In any case a database appch will not guarantee a correctly flown managed appch as per the plate, as they are often riddled with mistakes, do not align with the raw data all that closely and are sometimes unable to fly steep vert profiles with changing descent gradients and thus undercut the steps on final. Additionally, you may suffer a 'map shift' or loss of GPS primary & thus sufficient nav accuracy, thus the green/magenta line is no longer accurate. It is human nature to follow the neat fltpln Nav Display line, so very few pilots will manually select lat navigation in such cases, even with the raw data out of tolerance (automation complacency). Those who don't believe me simply haven't seen enough examples in the sim. All the above instances are commonplace in the area of the world where I commit aviation. I am yet to see a managed database appch here that flies with reasonable accuracy according to the IAP plate and raw data upon which it is predicated. Infact, due to the above safety consids, many of the pilots in my company will only fly an NPA in selected modes vertically and laterally. I think more emphasis needs to be placed on these types of simple real world problems during airline sim training.

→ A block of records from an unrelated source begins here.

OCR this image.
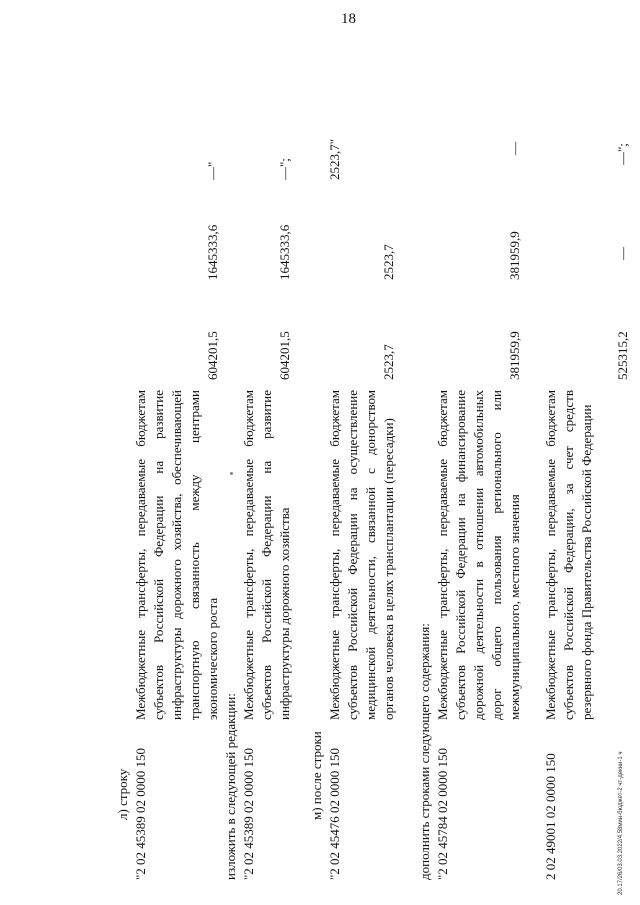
18
20.17/26/03.03.2022/4.58мин-бюджет-2 чт-декни-1 ч
л) строку "2 02 45389 02 0000 150
Межбюджетные трансферты, передаваемые бюджетам субъектов Российской Федерации на развитие инфраструктуры дорожного хозяйства, обеспечивающей транспортную связанность между центрами экономического роста
604201,5
1645333,6
—"
изложить в следующей редакции: "2 02 45389 02 0000 150
Межбюджетные трансферты, передаваемые бюджетам субъектов Российской Федерации на развитие инфраструктуры дорожного хозяйства
604201,5
1645333,6
—";
м) после строки "2 02 45476 02 0000 150
Межбюджетные трансферты, передаваемые бюджетам субъектов Российской Федерации на осуществление медицинской деятельности, связанной с донорством органов человека в целях трансплантации (пересадки)
2523,7
2523,7
2523,7"
дополнить строками следующего содержания: "2 02 45784 02 0000 150
Межбюджетные трансферты, передаваемые бюджетам субъектов Российской Федерации на финансирование дорожной деятельности в отношении автомобильных дорог общего пользования регионального или межмуниципального, местного значения
381959,9
381959,9
—
2 02 49001 02 0000 150
Межбюджетные трансферты, передаваемые бюджетам субъектов Российской Федерации, за счет средств резервного фонда Правительства Российской Федерации
525315,2
—
—";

The bottom line is, some NPAs are too tricky (read poorly designed) to be coded correctly thus the automation won't handle it effectively, that's why we pilots still have jobs! When PF on an NPA, I would say knowing your vertical profile is paramount and don't expect the other guy to feed you all the info as his mind might be elsewhere, as seen in the Thai incident.

I suppose the real bottom line is for regulators to hurry up and approve GPS NPAs at all airports.